しかし、上に述べたように、どこか親しみのあるモードや、調性感のある響きが不意に現れることもあり、ワケノワカラナイ現代音楽と違ってすんなりとこの世界に入り込むことができるのだ。「Balafon」はその名のとおりアフリカの鍵盤楽器を想起させるし、「Tadj」はなんだかアラビック。「Ars」の響きは荘厳な教会音楽のよう。実際私の周りにも、現代曲は苦手だけれどこの曲は好き!という方は何人かいらっしゃるようだ。
前置きが長くなってしまったが、この練習曲だけを集めたCD「Christian Lauba - Joel Versavaud / Neuf etudes pour saxophones 1992-1994(Maguelone MAG 111123)」というものが存在する。
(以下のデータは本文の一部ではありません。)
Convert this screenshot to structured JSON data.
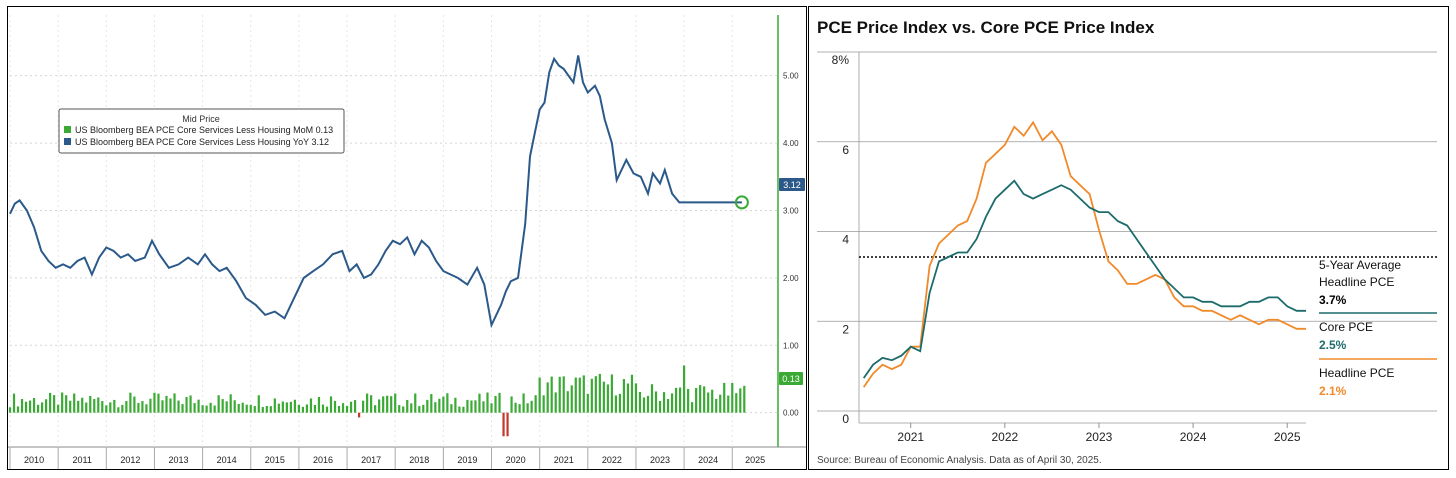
{
  "left_chart": {
    "legend_title": "Mid Price",
    "legend_items": [
      {
        "label": "US Bloomberg BEA PCE Core Services Less Housing MoM 0.13",
        "color": "#3aaa35"
      },
      {
        "label": "US Bloomberg BEA PCE Core Services Less Housing YoY 3.12",
        "color": "#2b5a8a"
      }
    ],
    "last_value_badge": "3.12",
    "mom_badge": "0.13",
    "colors": {
      "yoy": "#2b5a8a",
      "mom_pos": "#3aaa35",
      "mom_neg": "#c0392b",
      "badge_yoy": "#2b5a8a",
      "badge_mom": "#3aaa35",
      "axis": "#3aaa35"
    }
  },
  "right_chart": {
    "title": "PCE Price Index vs. Core PCE Price Index",
    "source": "Source: Bureau of Economic Analysis. Data as of April 30, 2025.",
    "annotations": {
      "avg_label_1": "5-Year Average",
      "avg_label_2": "Headline PCE",
      "avg_value": "3.7%",
      "core_label": "Core PCE",
      "core_value": "2.5%",
      "headline_label": "Headline PCE",
      "headline_value": "2.1%"
    },
    "colors": {
      "core": "#1d6b6b",
      "headline": "#f08a2a",
      "avg": "#000000"
    }
  },
  "chart_data": [
    {
      "type": "line",
      "title": "",
      "legend": [
        "US Bloomberg BEA PCE Core Services Less Housing MoM 0.13",
        "US Bloomberg BEA PCE Core Services Less Housing YoY 3.12"
      ],
      "x_tick_labels": [
        "2010",
        "2011",
        "2012",
        "2013",
        "2014",
        "2015",
        "2016",
        "2017",
        "2018",
        "2019",
        "2020",
        "2021",
        "2022",
        "2023",
        "2024",
        "2025"
      ],
      "y_tick_labels": [
        "5.00",
        "4.00",
        "3.00",
        "2.00",
        "1.00",
        "0.00"
      ],
      "ylim": [
        -0.45,
        5.9
      ],
      "xlim": [
        2010.0,
        2025.95
      ],
      "series": [
        {
          "name": "YoY",
          "x": [
            2010.0,
            2010.1,
            2010.2,
            2010.35,
            2010.5,
            2010.65,
            2010.8,
            2010.95,
            2011.1,
            2011.25,
            2011.4,
            2011.55,
            2011.7,
            2011.85,
            2012.0,
            2012.15,
            2012.3,
            2012.45,
            2012.6,
            2012.8,
            2012.95,
            2013.1,
            2013.3,
            2013.5,
            2013.7,
            2013.9,
            2014.05,
            2014.2,
            2014.35,
            2014.5,
            2014.7,
            2014.9,
            2015.1,
            2015.3,
            2015.5,
            2015.7,
            2015.9,
            2016.1,
            2016.3,
            2016.5,
            2016.7,
            2016.9,
            2017.05,
            2017.2,
            2017.35,
            2017.5,
            2017.65,
            2017.8,
            2017.95,
            2018.1,
            2018.25,
            2018.4,
            2018.55,
            2018.7,
            2018.85,
            2019.0,
            2019.15,
            2019.3,
            2019.5,
            2019.7,
            2019.85,
            2020.0,
            2020.1,
            2020.2,
            2020.3,
            2020.4,
            2020.55,
            2020.7,
            2020.8,
            2020.9,
            2021.0,
            2021.1,
            2021.2,
            2021.3,
            2021.4,
            2021.5,
            2021.6,
            2021.7,
            2021.8,
            2021.9,
            2022.0,
            2022.15,
            2022.25,
            2022.35,
            2022.5,
            2022.6,
            2022.7,
            2022.8,
            2022.95,
            2023.1,
            2023.25,
            2023.35,
            2023.5,
            2023.6,
            2023.75,
            2023.9,
            2024.05,
            2024.2,
            2024.35,
            2024.5,
            2024.65,
            2024.8,
            2024.95,
            2025.1,
            2025.2,
            2025.3
          ],
          "values": [
            2.95,
            3.1,
            3.15,
            3.0,
            2.75,
            2.4,
            2.25,
            2.15,
            2.2,
            2.15,
            2.25,
            2.3,
            2.05,
            2.3,
            2.45,
            2.4,
            2.3,
            2.35,
            2.25,
            2.3,
            2.55,
            2.35,
            2.15,
            2.2,
            2.3,
            2.2,
            2.35,
            2.2,
            2.1,
            2.15,
            1.95,
            1.7,
            1.6,
            1.45,
            1.5,
            1.4,
            1.7,
            2.0,
            2.1,
            2.2,
            2.35,
            2.4,
            2.1,
            2.2,
            2.0,
            2.05,
            2.2,
            2.4,
            2.55,
            2.5,
            2.6,
            2.35,
            2.55,
            2.45,
            2.25,
            2.1,
            2.05,
            2.0,
            1.9,
            2.15,
            1.9,
            1.3,
            1.45,
            1.6,
            1.8,
            1.95,
            2.0,
            2.8,
            3.8,
            4.15,
            4.5,
            4.6,
            5.05,
            5.25,
            5.15,
            5.1,
            5.0,
            4.9,
            5.3,
            4.9,
            4.75,
            4.85,
            4.7,
            4.35,
            4.0,
            3.45,
            3.6,
            3.75,
            3.55,
            3.5,
            3.25,
            3.55,
            3.4,
            3.6,
            3.25,
            3.12,
            3.12,
            3.12,
            3.12,
            3.12,
            3.12,
            3.12,
            3.12,
            3.12,
            3.12,
            3.12
          ]
        }
      ]
    },
    {
      "type": "line",
      "title": "PCE Price Index vs. Core PCE Price Index",
      "source": "Source: Bureau of Economic Analysis. Data as of April 30, 2025.",
      "x_tick_labels": [
        "2021",
        "2022",
        "2023",
        "2024",
        "2025"
      ],
      "y_tick_labels": [
        "8%",
        "6",
        "4",
        "2",
        "0"
      ],
      "ylim": [
        0,
        8
      ],
      "xlim": [
        2020.45,
        2025.2
      ],
      "reference_line": {
        "name": "5-Year Average Headline PCE",
        "value": 3.7
      },
      "series": [
        {
          "name": "Core PCE",
          "value_label": "2.5%",
          "x": [
            2020.5,
            2020.6,
            2020.7,
            2020.8,
            2020.9,
            2021.0,
            2021.1,
            2021.2,
            2021.3,
            2021.4,
            2021.5,
            2021.6,
            2021.7,
            2021.8,
            2021.9,
            2022.0,
            2022.1,
            2022.2,
            2022.3,
            2022.4,
            2022.5,
            2022.6,
            2022.7,
            2022.8,
            2022.9,
            2023.0,
            2023.1,
            2023.2,
            2023.3,
            2023.4,
            2023.5,
            2023.6,
            2023.7,
            2023.8,
            2023.9,
            2024.0,
            2024.1,
            2024.2,
            2024.3,
            2024.4,
            2024.5,
            2024.6,
            2024.7,
            2024.8,
            2024.9,
            2025.0,
            2025.1,
            2025.2
          ],
          "values": [
            1.0,
            1.3,
            1.45,
            1.4,
            1.5,
            1.7,
            1.6,
            2.9,
            3.6,
            3.7,
            3.8,
            3.8,
            4.1,
            4.6,
            5.0,
            5.2,
            5.4,
            5.1,
            5.0,
            5.1,
            5.2,
            5.3,
            5.2,
            5.0,
            4.8,
            4.7,
            4.7,
            4.5,
            4.4,
            4.1,
            3.8,
            3.5,
            3.2,
            3.0,
            2.8,
            2.8,
            2.7,
            2.7,
            2.6,
            2.6,
            2.6,
            2.7,
            2.7,
            2.8,
            2.8,
            2.6,
            2.5,
            2.5
          ]
        },
        {
          "name": "Headline PCE",
          "value_label": "2.1%",
          "x": [
            2020.5,
            2020.6,
            2020.7,
            2020.8,
            2020.9,
            2021.0,
            2021.1,
            2021.2,
            2021.3,
            2021.4,
            2021.5,
            2021.6,
            2021.7,
            2021.8,
            2021.9,
            2022.0,
            2022.1,
            2022.2,
            2022.3,
            2022.4,
            2022.5,
            2022.6,
            2022.7,
            2022.8,
            2022.9,
            2023.0,
            2023.1,
            2023.2,
            2023.3,
            2023.4,
            2023.5,
            2023.6,
            2023.7,
            2023.8,
            2023.9,
            2024.0,
            2024.1,
            2024.2,
            2024.3,
            2024.4,
            2024.5,
            2024.6,
            2024.7,
            2024.8,
            2024.9,
            2025.0,
            2025.1,
            2025.2
          ],
          "values": [
            0.8,
            1.1,
            1.3,
            1.2,
            1.3,
            1.7,
            1.7,
            3.5,
            4.0,
            4.2,
            4.4,
            4.5,
            5.0,
            5.8,
            6.0,
            6.2,
            6.6,
            6.4,
            6.7,
            6.3,
            6.5,
            6.2,
            5.5,
            5.3,
            5.1,
            4.3,
            3.6,
            3.4,
            3.1,
            3.1,
            3.2,
            3.3,
            3.2,
            2.8,
            2.6,
            2.6,
            2.5,
            2.5,
            2.4,
            2.3,
            2.4,
            2.3,
            2.2,
            2.3,
            2.3,
            2.2,
            2.1,
            2.1
          ]
        }
      ]
    }
  ]
}
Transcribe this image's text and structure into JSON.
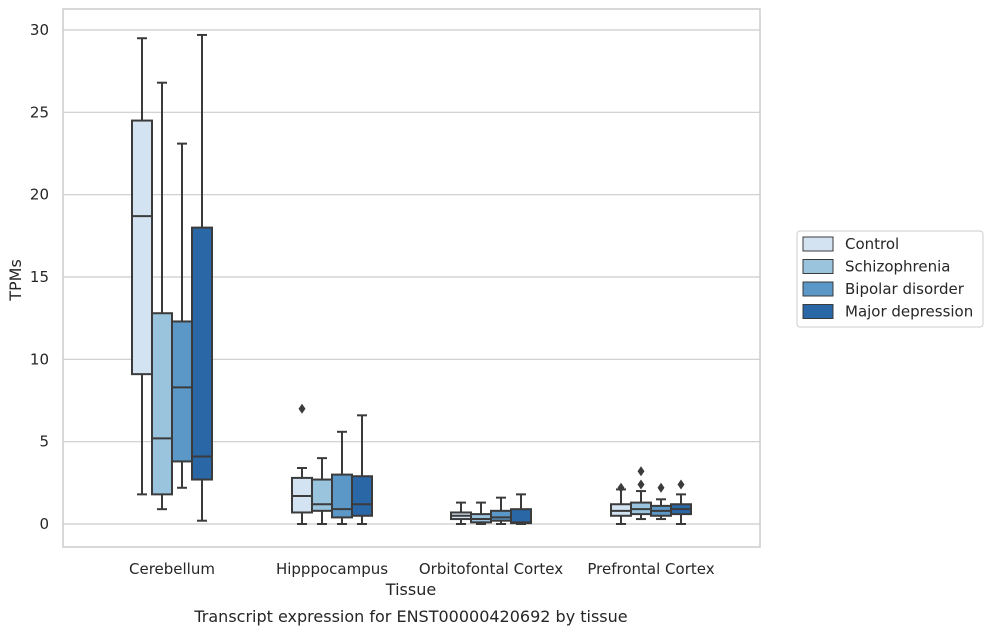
{
  "caption": "Transcript expression for ENST00000420692 by tissue",
  "chart_data": {
    "type": "boxplot",
    "xlabel": "Tissue",
    "ylabel": "TPMs",
    "ylim": [
      -1.4,
      31.2
    ],
    "yticks": [
      0,
      5,
      10,
      15,
      20,
      25,
      30
    ],
    "grid": "horizontal",
    "legend_position": "right",
    "categories": [
      "Cerebellum",
      "Hipppocampus",
      "Orbitofontal Cortex",
      "Prefrontal Cortex"
    ],
    "series": [
      {
        "name": "Control",
        "color": "#d4e3f2",
        "boxes": [
          {
            "whisker_low": 1.8,
            "q1": 9.1,
            "median": 18.7,
            "q3": 24.5,
            "whisker_high": 29.5,
            "outliers": []
          },
          {
            "whisker_low": 0.0,
            "q1": 0.7,
            "median": 1.7,
            "q3": 2.8,
            "whisker_high": 3.4,
            "outliers": [
              7.0
            ]
          },
          {
            "whisker_low": 0.0,
            "q1": 0.3,
            "median": 0.5,
            "q3": 0.7,
            "whisker_high": 1.3,
            "outliers": []
          },
          {
            "whisker_low": 0.0,
            "q1": 0.5,
            "median": 0.8,
            "q3": 1.2,
            "whisker_high": 2.1,
            "outliers": [
              2.2
            ]
          }
        ]
      },
      {
        "name": "Schizophrenia",
        "color": "#9ac3de",
        "boxes": [
          {
            "whisker_low": 0.9,
            "q1": 1.8,
            "median": 5.2,
            "q3": 12.8,
            "whisker_high": 26.8,
            "outliers": []
          },
          {
            "whisker_low": 0.0,
            "q1": 0.8,
            "median": 1.2,
            "q3": 2.7,
            "whisker_high": 4.0,
            "outliers": []
          },
          {
            "whisker_low": 0.0,
            "q1": 0.1,
            "median": 0.3,
            "q3": 0.6,
            "whisker_high": 1.3,
            "outliers": []
          },
          {
            "whisker_low": 0.3,
            "q1": 0.6,
            "median": 0.9,
            "q3": 1.3,
            "whisker_high": 2.0,
            "outliers": [
              2.4,
              3.2
            ]
          }
        ]
      },
      {
        "name": "Bipolar disorder",
        "color": "#5b98c7",
        "boxes": [
          {
            "whisker_low": 2.2,
            "q1": 3.8,
            "median": 8.3,
            "q3": 12.3,
            "whisker_high": 23.1,
            "outliers": []
          },
          {
            "whisker_low": 0.0,
            "q1": 0.4,
            "median": 0.9,
            "q3": 3.0,
            "whisker_high": 5.6,
            "outliers": []
          },
          {
            "whisker_low": 0.0,
            "q1": 0.2,
            "median": 0.4,
            "q3": 0.8,
            "whisker_high": 1.6,
            "outliers": []
          },
          {
            "whisker_low": 0.3,
            "q1": 0.5,
            "median": 0.8,
            "q3": 1.1,
            "whisker_high": 1.5,
            "outliers": [
              2.2
            ]
          }
        ]
      },
      {
        "name": "Major depression",
        "color": "#2a67a7",
        "boxes": [
          {
            "whisker_low": 0.2,
            "q1": 2.7,
            "median": 4.1,
            "q3": 18.0,
            "whisker_high": 29.7,
            "outliers": []
          },
          {
            "whisker_low": 0.0,
            "q1": 0.5,
            "median": 1.2,
            "q3": 2.9,
            "whisker_high": 6.6,
            "outliers": []
          },
          {
            "whisker_low": 0.0,
            "q1": 0.05,
            "median": 0.1,
            "q3": 0.9,
            "whisker_high": 1.8,
            "outliers": []
          },
          {
            "whisker_low": 0.0,
            "q1": 0.6,
            "median": 0.9,
            "q3": 1.2,
            "whisker_high": 1.8,
            "outliers": [
              2.4
            ]
          }
        ]
      }
    ]
  }
}
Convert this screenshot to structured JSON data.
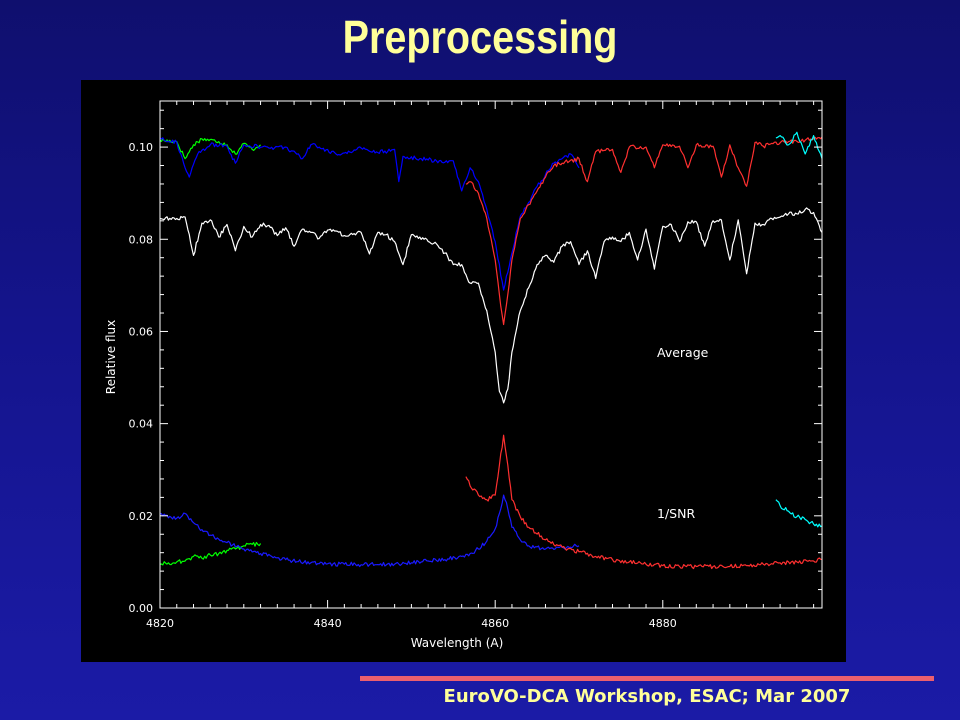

フランスのボルドー音楽院において、ロンデックスとベルデナッド=シャリエに師事したジョエル・ヴェルサヴォー Joel Versavaudという奏者の演奏によるものだ。マイナーレーベルの出版であるため入手が難しく、実はずっと前から探していたのだが、最近ようやく入手に至った。
ボルドー音楽院出身と言うこともあり、ローバと比較的近い位置にいたヴェルサヴォーのこと、録音のリリースは自然な流れだったのだろう(実際、「Balafon」はヴェルサヴォーに捧げられている)。しかも、難易度トリプルAのこの曲にかかわらず、彼の演奏は「お見事!!」の一言。録音はイマイチだが、それを補った余りあるテクニックの高さは、一聴の価値あり。
ちなみにヴェルサヴォーのWebサイトでは、「ローバのエチュード専用の重音チャート」なるものがダウンロード可能。興味のある方はどうぞ。